Aerosols also reflect sunlight — instead of trapping heat like CO2 — so they’d overcool the tropics and undercool the poles, creating unpredictable results.

All this makes researchers worry about a rogue nation altering climate without considering global impacts. In Nature Communications last fall, Jones’ team studied the impacts of releasing aerosols in one hemisphere. In short, it would be bad. Releasing aerosols in the Northern Hemisphere could suppress tropical cyclones. Doing the same thing in the Southern Hemisphere would increase their frequency in the north. And both would shift monsoons critical to tropical agriculture.
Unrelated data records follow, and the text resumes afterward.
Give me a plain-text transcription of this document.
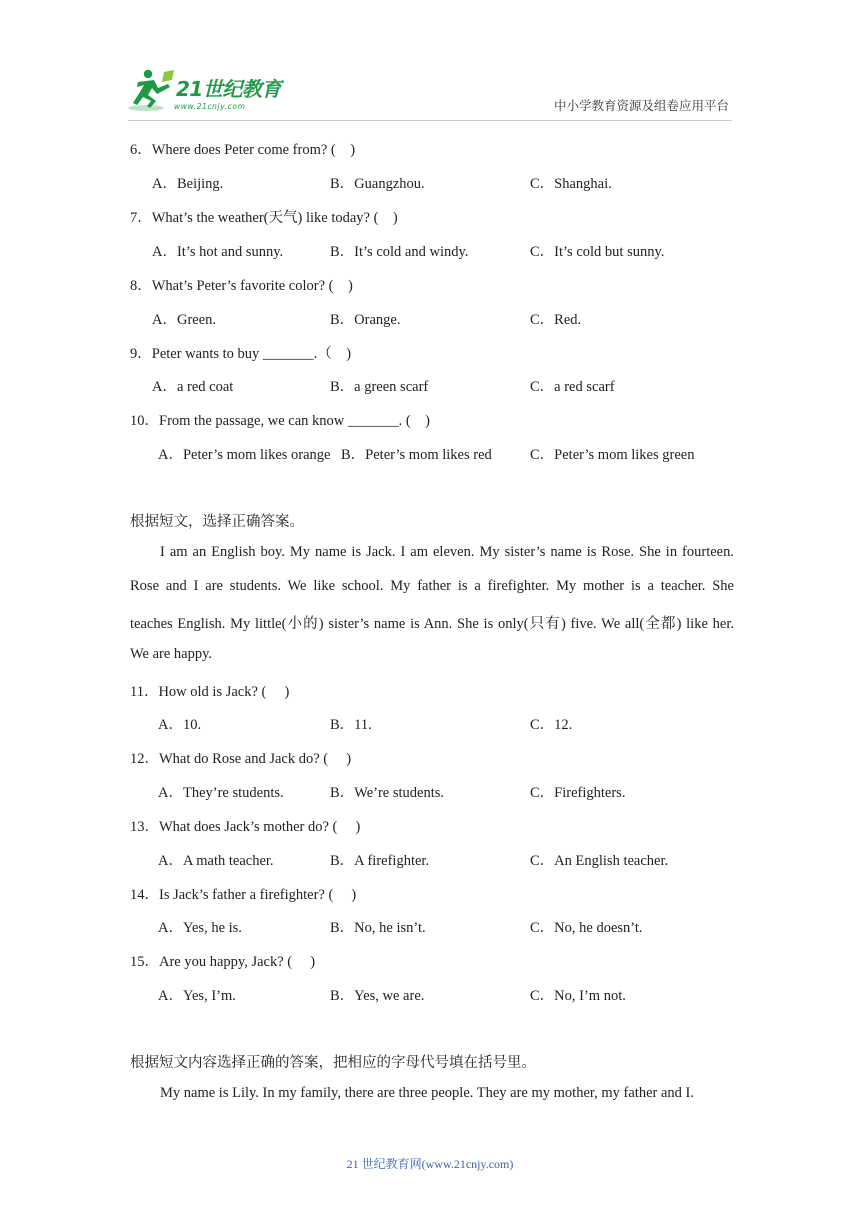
21世纪教育
www.21cnjy.com	中小学教育资源及组卷应用平台
6．Where does Peter come from? (　)
A．Beijing.	B．Guangzhou.	C．Shanghai.
7．What’s the weather(天气) like today? (　)
A．It’s hot and sunny.	B．It’s cold and windy.	C．It’s cold but sunny.
8．What’s Peter’s favorite color? (　)
A．Green.	B．Orange.	C．Red.
9．Peter wants to buy _______.（　)
A．a red coat	B．a green scarf	C．a red scarf
10．From the passage, we can know _______. (　)
A．Peter’s mom likes orange B．Peter’s mom likes red	C．Peter’s mom likes green
根据短文，选择正确答案。
I am an English boy. My name is Jack. I am eleven. My sister’s name is Rose. She in fourteen.
Rose and I are students. We like school. My father is a firefighter. My mother is a teacher. She
teaches English. My little(小的) sister’s name is Ann. She is only(只有) five. We all(全都) like her.
We are happy.
11．How old is Jack? (　 )
A．10.	B．11.	C．12.
12．What do Rose and Jack do? (　 )
A．They’re students.	B．We’re students.	C．Firefighters.
13．What does Jack’s mother do? (　 )
A．A math teacher.	B．A firefighter.	C．An English teacher.
14．Is Jack’s father a firefighter? (　 )
A．Yes, he is.	B．No, he isn’t.	C．No, he doesn’t.
15．Are you happy, Jack? (　 )
A．Yes, I’m.	B．Yes, we are.	C．No, I’m not.
根据短文内容选择正确的答案，把相应的字母代号填在括号里。
My name is Lily. In my family, there are three people. They are my mother, my father and I.
21 世纪教育网(www.21cnjy.com)
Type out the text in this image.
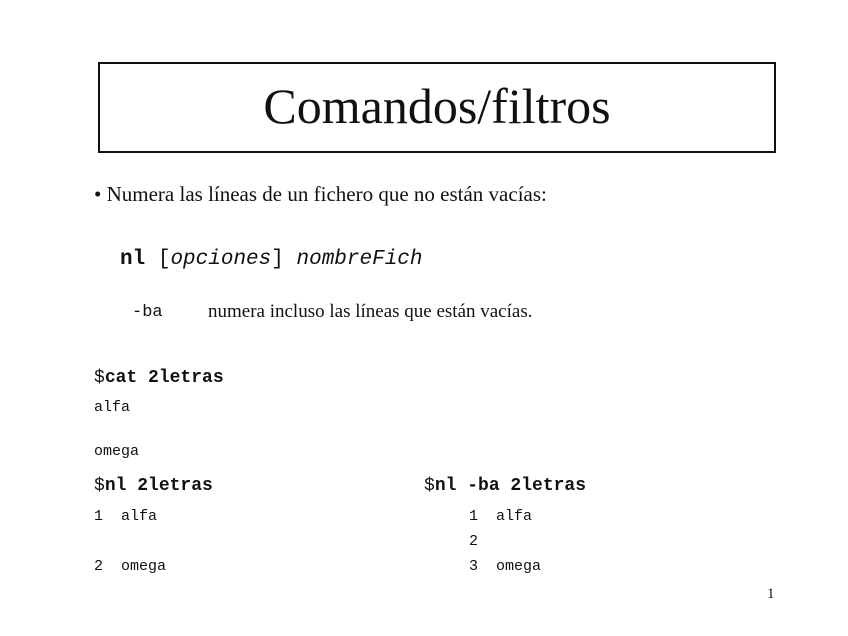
Comandos/filtros
• Numera las líneas de un fichero que no están vacías:
nl [opciones] nombreFich
-ba numera incluso las líneas que están vacías.
$cat 2letras
alfa
omega
$nl 2letras
1 alfa
2 omega
$nl -ba 2letras
1 alfa
2
3 omega
1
But if the world ramped up aerosols in a measured way — say, 1 percent of Pinatubo’s sulfur emissions this year, 2 the next, and so on — that might slowly and smoothly even out the rise in temperatures, Caldeira thinks.

That still leaves a more human concern, though. In behavioral economics, it’s called a moral hazard: When humans feel protected, we’re more likely to take risks — like driving recklessly after putting on a seat belt. If we see scientists trying to save us, we may stop worrying about greenhouse gases. And geoengineering isn’t a real fix — sulfur only covers up climate change.

That leaves many climate scientists concerned about overselling geoengineering’s potential. Researchers on Harvard’s SCoPEx team even declined interviews for this piece, saying their project “gets too much hype.”

“Will somebody, somewhere, try things? That’s a yes, within 50 or 100 years,” Wagner says. “Will it happen as part of a semi-rational climate policy globally coordinated? That’s a bigger question.”